Brushing aside her usual request to walk the twenty flights up to his penthouse with a roll of his eyes, he hustled her into the elevator. She sat numbly on the sofa while he made her an omelet, forced her to eat it, then put her under a hot shower. When she’d taken up second residence there, he ordered her out and to bed. She went willingly because her head was pounding, her body spent, and all she wanted to do was pretend this day had never happened.
Alex brought his laptop to bed and tucked her against his side while he worked. She burrowed into him, desperate for his warmth, for his ability to make everything better.
“I backslid badly today,” she murmured. “I know it.”
He brushed her hair away from her face, his expression softening. “I’ll cut you some slack tonight.”
“You’re really crazy about me?”
His mouth tilted. “Unfortunately since I don’t think you’re going to make this easy on me, yes.”
She curved her hand around his thigh. He gave her a wary look. “You need sleep, Iz.”
“I need you,” she corrected huskily, closing her fingers over the thick, hard length of him.
“Iz...”
She slid her hand inside his boxers and found his velvet heat. He ditched the laptop then.
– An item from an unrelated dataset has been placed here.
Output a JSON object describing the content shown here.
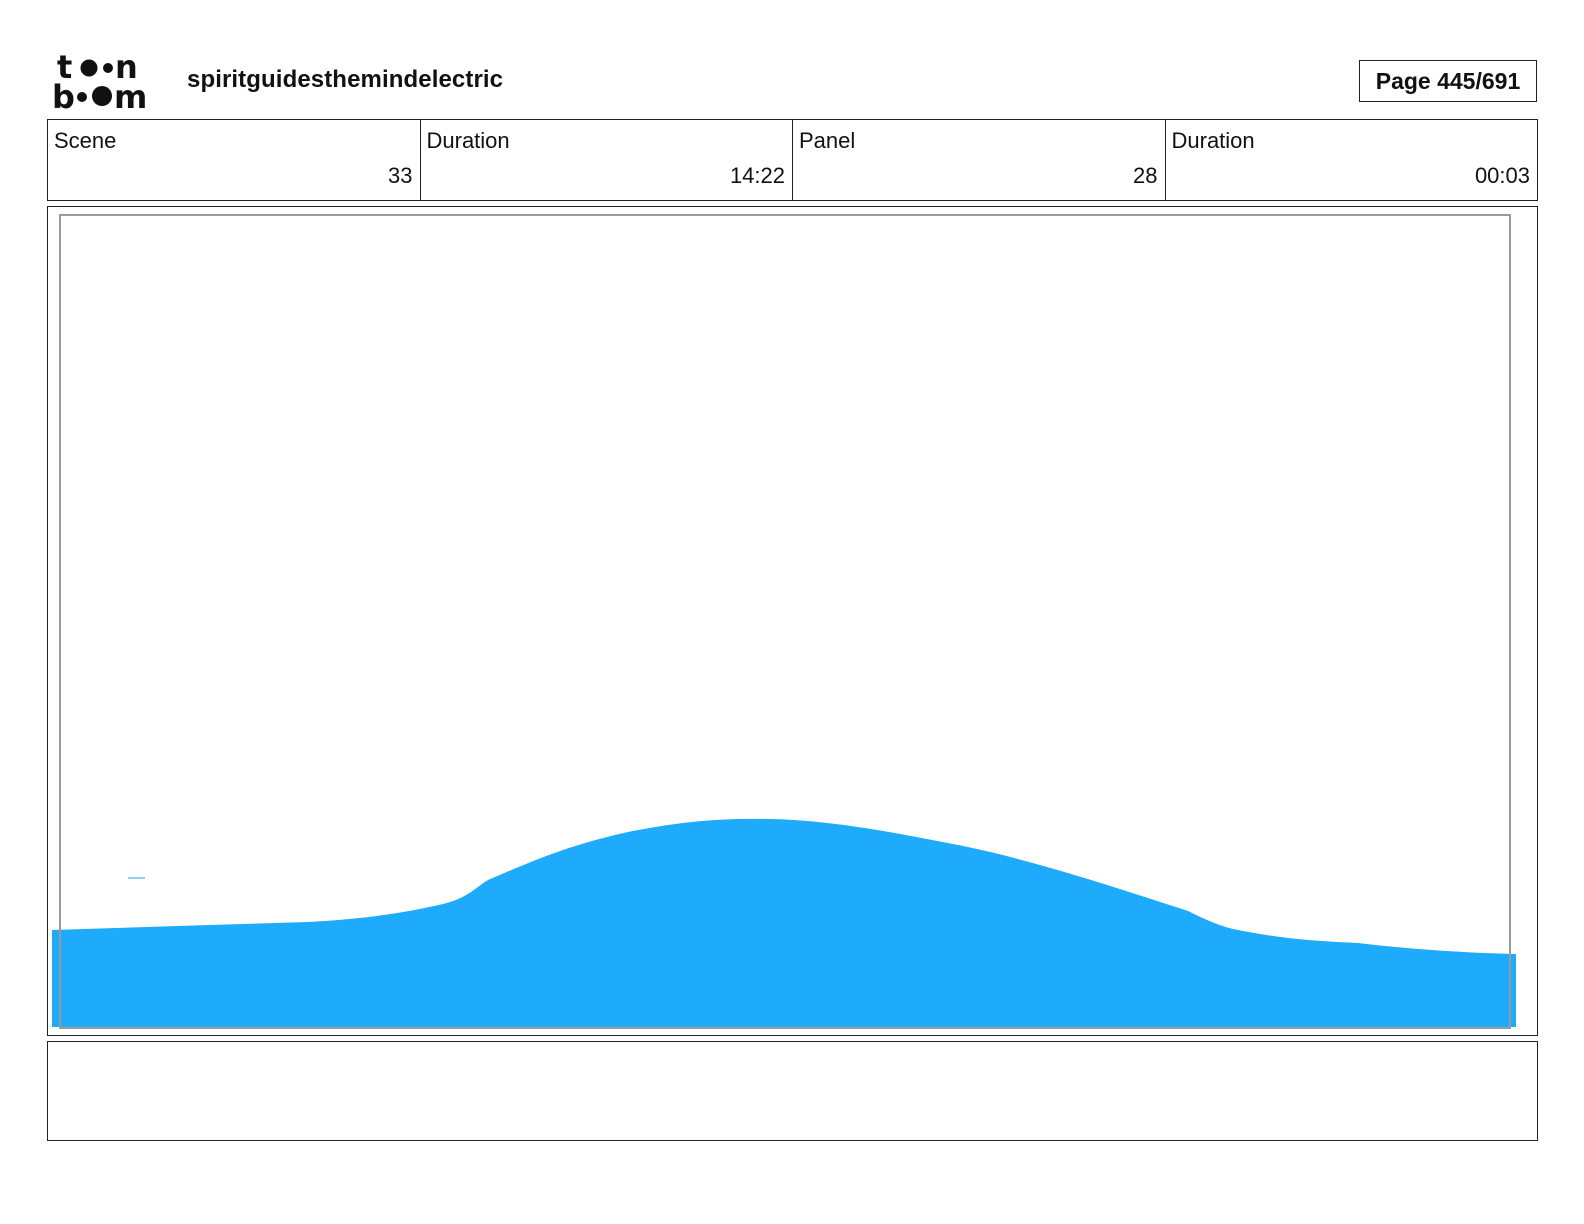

Flipped her over and started to explore her bare skin from the top down. “Does this feel like my interest is anywhere but right here?” he demanded, imprinting her with his considerable male assets.
“No,” she gasped. But she let him prove it in a no-holds-barred exhibition of how he could make her forget her name. Down, down she went into the maelstrom that was Alex. Handed over that last piece of her heart she’d been holding back because if he wanted her like this, in her worst train-wreck moment of all time, she was already long, long gone. Had been, she feared, from that first night in London.
CHAPTER THIRTEEN
ALEX LEFT AT 5:30 a.m. to fly to Seattle after making her promise not to do anything rash. To think this through and talk to James before she drew any conclusions. She made the promise, slunk back into bed and slept for another couple of hours. Then she stumbled into Alex’s big, bright walk-in steam shower and thought about putting her life back together.
She was obeying the eye-opening prompt of the eucalyptus body wash he favored when the bottle dropped from her fingers.
The notes.
Scenes from the night before flashed through her head. Her removing the Taylor Johnson transcript from Alex’s file before handing it to Bart Forsyth. The scan through she’d done to make sure all other evidence of the illegal painkillers was removed. Her stomach lurched. What she had forgotten was the original set of notes from her interview with Taylor tucked in the front pocket.